Disappointment for Cork's Phil Healy at European Championships

Having built her year around the European Championships, she had to watch as her chances crumbled in the heats of the women’s 400m. She summed up with one simple word: 'shocking'
Disappointment for Cork's Phil Healy at European Championships

DISAPPOINTMENT: Phil Healy of Ireland after competing in the Women's 400m heats during day 5 of the European Championships 2022 at the Olympiastadion in Munich, Germany. Pic: David Fitzgerald/Sportsfile

For Phil Healy, this was a tough one to take – maybe the toughest. Having built her year around the European Championships, the 27-year-old had to watch as her chances crumbled in the heats of the women’s 400m on Monday night, her time of 53.10, which placed her sixth, she summed up with one simple word: “shocking.” 

Healy had run below 52 seconds six times indoors this year, though it was clear she wasn’t quite in the same form outdoors, given her sole race below that was the 51.82 she ran in Geneva in early June. Healy decided to bypass last month’s World Championships to prioritise the Europeans, but it was a move that didn’t pay off.

She ran her usual, aggressive race through the first 300 metres, turning for home looking poised to claim a top-three automatic qualifying position. But then the tank ran dry, Healy wading through treacle over the last 50 metres, unable to summon what was needed and unable, afterwards, to explain what went wrong.

“I don’t know what it was, I felt really good up to 320 and I just didn’t have it the last 80,” she said. “53.10 is shocking.
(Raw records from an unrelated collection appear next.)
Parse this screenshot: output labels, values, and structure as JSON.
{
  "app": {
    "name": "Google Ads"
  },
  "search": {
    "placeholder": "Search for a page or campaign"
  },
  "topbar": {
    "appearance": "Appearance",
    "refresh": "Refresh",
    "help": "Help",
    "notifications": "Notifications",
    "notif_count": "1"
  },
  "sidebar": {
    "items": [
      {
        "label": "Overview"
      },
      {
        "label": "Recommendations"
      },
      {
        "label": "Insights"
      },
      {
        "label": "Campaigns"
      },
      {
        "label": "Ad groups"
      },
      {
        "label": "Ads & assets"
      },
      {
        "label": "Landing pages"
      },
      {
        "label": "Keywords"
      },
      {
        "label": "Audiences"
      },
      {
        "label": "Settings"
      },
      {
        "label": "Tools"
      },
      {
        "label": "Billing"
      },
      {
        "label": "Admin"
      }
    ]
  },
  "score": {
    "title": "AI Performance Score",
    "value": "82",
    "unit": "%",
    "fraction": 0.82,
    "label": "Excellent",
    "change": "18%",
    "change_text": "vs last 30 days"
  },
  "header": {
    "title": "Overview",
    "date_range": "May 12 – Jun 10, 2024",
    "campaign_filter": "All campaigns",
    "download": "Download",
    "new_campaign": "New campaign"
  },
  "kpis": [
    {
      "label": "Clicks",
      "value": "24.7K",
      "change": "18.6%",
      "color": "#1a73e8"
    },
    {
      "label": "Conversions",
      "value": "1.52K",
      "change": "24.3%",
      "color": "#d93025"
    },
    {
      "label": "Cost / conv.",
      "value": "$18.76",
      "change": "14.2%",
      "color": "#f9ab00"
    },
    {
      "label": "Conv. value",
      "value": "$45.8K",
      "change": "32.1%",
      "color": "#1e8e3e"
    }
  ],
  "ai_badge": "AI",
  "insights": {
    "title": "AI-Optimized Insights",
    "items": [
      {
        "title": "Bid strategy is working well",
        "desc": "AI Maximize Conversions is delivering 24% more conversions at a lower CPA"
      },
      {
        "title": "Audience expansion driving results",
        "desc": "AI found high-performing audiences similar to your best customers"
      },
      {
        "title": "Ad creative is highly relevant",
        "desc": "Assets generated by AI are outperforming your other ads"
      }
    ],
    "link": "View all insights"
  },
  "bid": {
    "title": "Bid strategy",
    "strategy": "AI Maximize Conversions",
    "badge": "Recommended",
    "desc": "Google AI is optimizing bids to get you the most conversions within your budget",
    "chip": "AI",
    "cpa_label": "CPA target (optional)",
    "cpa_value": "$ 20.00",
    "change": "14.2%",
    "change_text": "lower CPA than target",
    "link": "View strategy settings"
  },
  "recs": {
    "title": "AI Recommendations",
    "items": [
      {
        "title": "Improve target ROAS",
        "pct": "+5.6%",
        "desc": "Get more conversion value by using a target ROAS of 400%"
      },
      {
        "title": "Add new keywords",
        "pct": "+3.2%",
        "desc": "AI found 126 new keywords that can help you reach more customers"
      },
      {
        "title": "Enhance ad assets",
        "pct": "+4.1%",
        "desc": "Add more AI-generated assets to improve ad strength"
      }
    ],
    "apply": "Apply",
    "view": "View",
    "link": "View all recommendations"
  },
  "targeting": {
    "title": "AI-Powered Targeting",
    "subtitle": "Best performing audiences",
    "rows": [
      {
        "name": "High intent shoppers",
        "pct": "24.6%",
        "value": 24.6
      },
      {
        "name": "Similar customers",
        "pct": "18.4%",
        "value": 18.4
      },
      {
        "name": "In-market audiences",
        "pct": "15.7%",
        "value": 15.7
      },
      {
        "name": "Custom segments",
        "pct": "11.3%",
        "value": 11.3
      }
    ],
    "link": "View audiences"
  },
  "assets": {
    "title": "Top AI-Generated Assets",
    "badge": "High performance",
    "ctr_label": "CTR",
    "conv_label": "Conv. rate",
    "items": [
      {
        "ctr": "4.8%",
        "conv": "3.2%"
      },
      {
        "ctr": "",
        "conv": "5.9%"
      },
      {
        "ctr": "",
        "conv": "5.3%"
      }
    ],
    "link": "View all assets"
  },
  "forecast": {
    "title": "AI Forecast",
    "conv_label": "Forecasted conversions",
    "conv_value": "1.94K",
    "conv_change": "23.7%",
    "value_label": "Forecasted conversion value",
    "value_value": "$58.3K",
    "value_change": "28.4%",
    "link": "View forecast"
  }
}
I didn’t know what the story was. It wasn’t my day and it’s very disappointing.” 

She will at least have a chance to put the memory behind her this week, given she is also part of the Irish women’s 4x400m that will take part in the heats on Friday. Joining her there will be Sharlene Mawdsley, who clocked 52.63 to finish sixth in her 400m heat on Monday night – also not enough to advance. Mawdsley only got the call-up to compete in Munich last Friday, following the withdrawal of Sophie Becker from the individual 400m.

“Bit mixed,” she said of her performance. “I have to take it; I can’t make the time change. I didn’t expect to be here so to have put in a performance is something. It’s disappointing, I think I’m a better athlete than 52.6.” Looking ahead to the relay, she said: “I can’t wait to leave everything out on the track.” 

Mawdsley and Healy will be joined in that by Becker and Rhasidat Adeleke, who received a bye through Monday night’s 400m heats due to being ranked in the top 12 in Europe. Adeleke will open her championships in the 400m semi-finals at 12:16 Irish time on Tuesday, lining up against gold-medal favourite Femke Bol of the Netherlands. A top-two finish is needed to automatically advance.

There were mixed fortunes on Monday night for Ireland’s two athletes in the men’s 1500m heats, with Andrew Coscoran advancing on time after a seventh-place finish in 3:38.74 and Luke McCann eliminated after finishing ninth in 3:40.98.

“I got out there and got the job done, got into the final and I’m happy,” said Coscoran, who over the past 18 months has made semi-finals at the Olympics and World Championships in addition to European indoor and now outdoor finals.

Coscoran had run near the front through the opening lap, explaining that he chose that tactic because “if you get out fast over the first 200, you can kind of pick what position you want in the race.” 

He nestled behind the leaders as he hit 400m in just under 58 seconds, 800m in 1:59 and 1200m in 2:58. Coscoran was outside the top four automatic qualifying spots at that point and while he unloaded what he had left to try to claim one of those over the last 200m, he knew as he crossed the line his time was quick enough to advance to Thursday’s final.

“I’ll go back, wash the singlet, wash the shorts, polish the spikes and get ready for the final,” he said. “There is a lot of depth but I think I’m in the mix. I’m just as good as many of the guys in the race. It’s going to be fast so it’s about trying to position yourself where you can come through the field. The aim will be to come through and try snatch a medal.”